As I’ve said before, I haven’t spent that much time in Lincoln Park, personally. I think I’ve been to Lincoln Park Zoo maybe five times in my life (my family preferred Brookfield Zoo) and while I’ve driven past the park on Lake Shore Drive probably a dozen times or more, I haven’t spent much time in the park itself.
While researching this post, I found one thing that was surprising. Lincoln Park is apparently 150% the size of Central Park. It probably wouldn’t take as long to explore, however, since, at seven miles in length, Lincoln Park is four times as long and, at 1500 feet wide, is only about half as wide.
Lincoln Park is home to the Lincoln Park Zoo, the Chicago History Museum (formerly known as the Chicago Historical Society), the Peggy Notebaert Nature Museum, a conservatory (the plant kind, not the music kind) and the usual park amenities — sports fields, playgrounds, public art (including statues of Ulysses S. Grant and Abraham Lincoln), a field house, and things of that nature. The city website says, in part, “The Chicago Park District is committed to making its facilities accessible to and usable by all patrons and visitors.
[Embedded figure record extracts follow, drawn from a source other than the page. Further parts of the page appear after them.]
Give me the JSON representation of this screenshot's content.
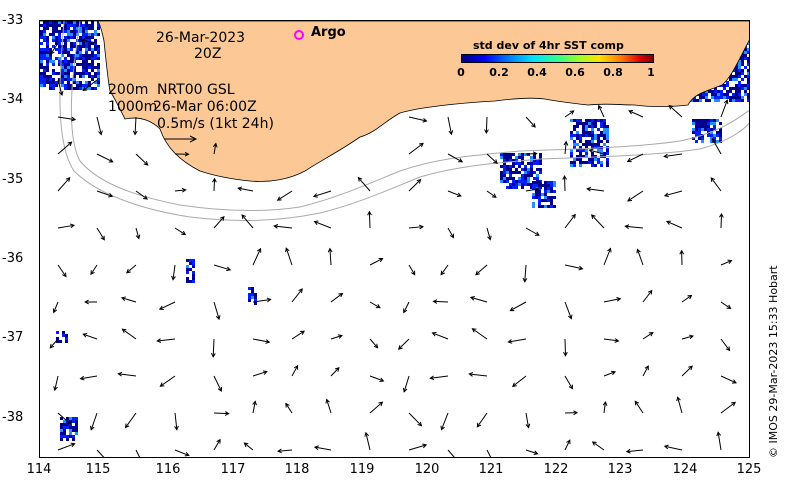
{
  "map": {
    "lon_range": [
      114,
      125
    ],
    "lat_range": [
      -38.5,
      -33
    ],
    "x_ticks": [
      "114",
      "115",
      "116",
      "117",
      "118",
      "119",
      "120",
      "121",
      "122",
      "123",
      "124",
      "125"
    ],
    "y_ticks": [
      "-33",
      "-34",
      "-35",
      "-36",
      "-37",
      "-38"
    ],
    "land_color": "#fcc996",
    "vector_color": "#000000",
    "isobath_color": "#aaaaaa"
  },
  "annotations": {
    "date": "26-Mar-2023",
    "time": "20Z",
    "depth_200": "200m",
    "product": "NRT00 GSL",
    "depth_1000": "1000m",
    "field_time": "26-Mar 06:00Z",
    "scale_label": "0.5m/s (1kt 24h)",
    "argo": "Argo"
  },
  "colorbar": {
    "title": "std dev of 4hr SST comp",
    "labels": [
      "0",
      "0.2",
      "0.4",
      "0.6",
      "0.8",
      "1"
    ]
  },
  "credit": "© IMOS 29-Mar-2023 15:33 Hobart"
}
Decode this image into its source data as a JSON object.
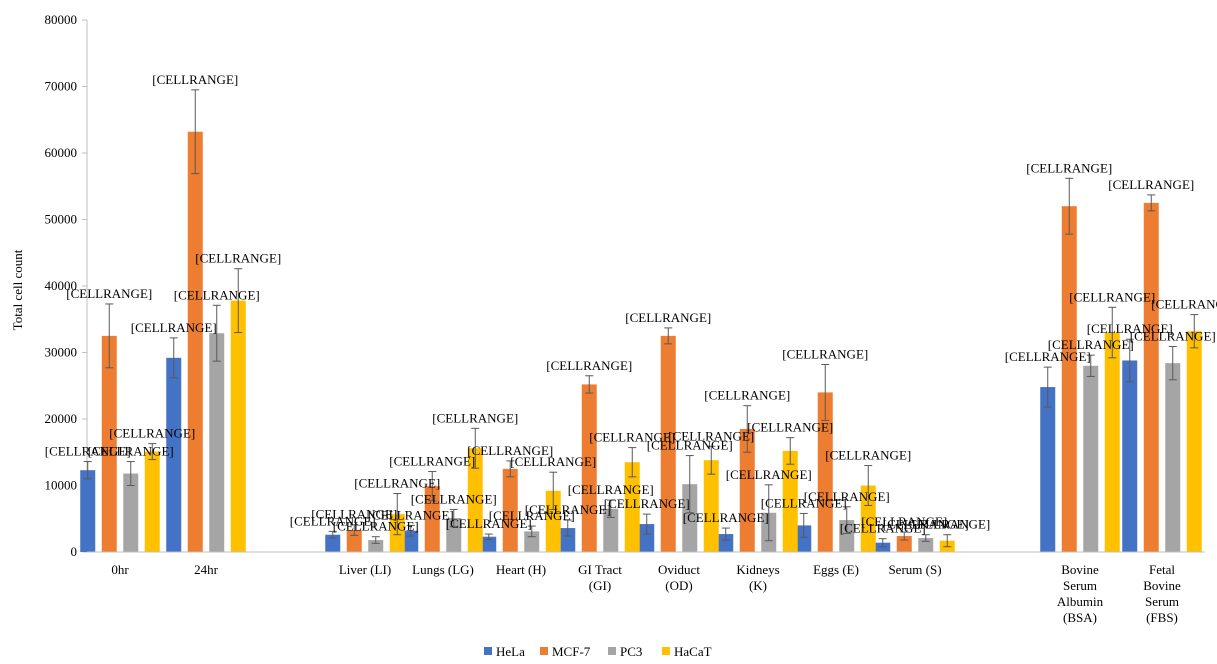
{
  "chart_data": {
    "type": "bar",
    "ylabel": "Total cell count",
    "ylim": [
      0,
      80000
    ],
    "yticks": [
      0,
      10000,
      20000,
      30000,
      40000,
      50000,
      60000,
      70000,
      80000
    ],
    "ytick_labels": [
      "0",
      "10000",
      "20000",
      "30000",
      "40000",
      "50000",
      "60000",
      "70000",
      "80000"
    ],
    "data_label_text": "[CELLRANGE]",
    "legend_position": "bottom",
    "grid": false,
    "categories": [
      {
        "lines": [
          "0hr"
        ]
      },
      {
        "lines": [
          "24hr"
        ]
      },
      {
        "lines": [
          "Liver (LI)"
        ]
      },
      {
        "lines": [
          "Lungs (LG)"
        ]
      },
      {
        "lines": [
          "Heart (H)"
        ]
      },
      {
        "lines": [
          "GI Tract",
          "(GI)"
        ]
      },
      {
        "lines": [
          "Oviduct",
          "(OD)"
        ]
      },
      {
        "lines": [
          "Kidneys",
          "(K)"
        ]
      },
      {
        "lines": [
          "Eggs (E)"
        ]
      },
      {
        "lines": [
          "Serum (S)"
        ]
      },
      {
        "lines": [
          "Bovine",
          "Serum",
          "Albumin",
          "(BSA)"
        ]
      },
      {
        "lines": [
          "Fetal",
          "Bovine",
          "Serum",
          "(FBS)"
        ]
      }
    ],
    "series": [
      {
        "name": "HeLa",
        "color": "#4472C4",
        "values": [
          12300,
          29200,
          2600,
          3200,
          2300,
          3600,
          4200,
          2700,
          4000,
          1400,
          24800,
          28800
        ],
        "errors": [
          1300,
          3000,
          500,
          800,
          400,
          1200,
          1500,
          900,
          1800,
          600,
          3000,
          3200
        ]
      },
      {
        "name": "MCF-7",
        "color": "#ED7D31",
        "values": [
          32500,
          63200,
          3300,
          9900,
          12500,
          25200,
          32500,
          18500,
          24000,
          2400,
          52000,
          52500
        ],
        "errors": [
          4800,
          6300,
          800,
          2200,
          1200,
          1300,
          1200,
          3500,
          4200,
          600,
          4200,
          1200
        ]
      },
      {
        "name": "PC3",
        "color": "#A5A5A5",
        "values": [
          11800,
          32900,
          1800,
          5100,
          3100,
          6500,
          10200,
          5900,
          4800,
          2100,
          28000,
          28400
        ],
        "errors": [
          1800,
          4200,
          500,
          1300,
          800,
          1300,
          4300,
          4200,
          2000,
          500,
          1600,
          2500
        ]
      },
      {
        "name": "HaCaT",
        "color": "#FFC000",
        "values": [
          15100,
          37800,
          5700,
          15600,
          9200,
          13500,
          13800,
          15200,
          10000,
          1700,
          33000,
          33200
        ],
        "errors": [
          1200,
          4800,
          3100,
          3000,
          2800,
          2200,
          2100,
          2000,
          3000,
          900,
          3800,
          2500
        ]
      }
    ]
  }
}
This commitment is ongoing, proactive and intended to meet the needs of a diversity of individuals with disabilities.” So the park itself should be wheelchair accessible.
Much like Milam Park here in San Antonio, Lincoln Park is built on land that once was the city cemetery (there was also, like with Milam Park, a Catholic cemetery across the street). The story I was told was that they dug up the bodies (with the exception of the Couch family — their mausoleum is visible from LaSalle Street where it intersects with Stockton Drive). The truth is messier than that. The land that was chosen to become the city cemetery was, as so much of Chicago was at the time, swampy and disgusting. The residents worried that they might come down with cholera or something from the corpses stewing in the cemetery, so they started to agitate to have the cemetery removed. Some of the bodies were removed, but then the Great Chicago Fire hit. the fire spread as far north as Fullerton Avenue, which means that the land that had been the city cemetery was in the path of the fire. Many of the grave markers were wood and burned as a result. Near as I can tell, if no one came forward to say “Great-uncle Fred is buried here,” they just left the body there. Artist Pamela Bannos, in her Hidden Truths project, estimates that there are at likely thousands of bodies still left under the park.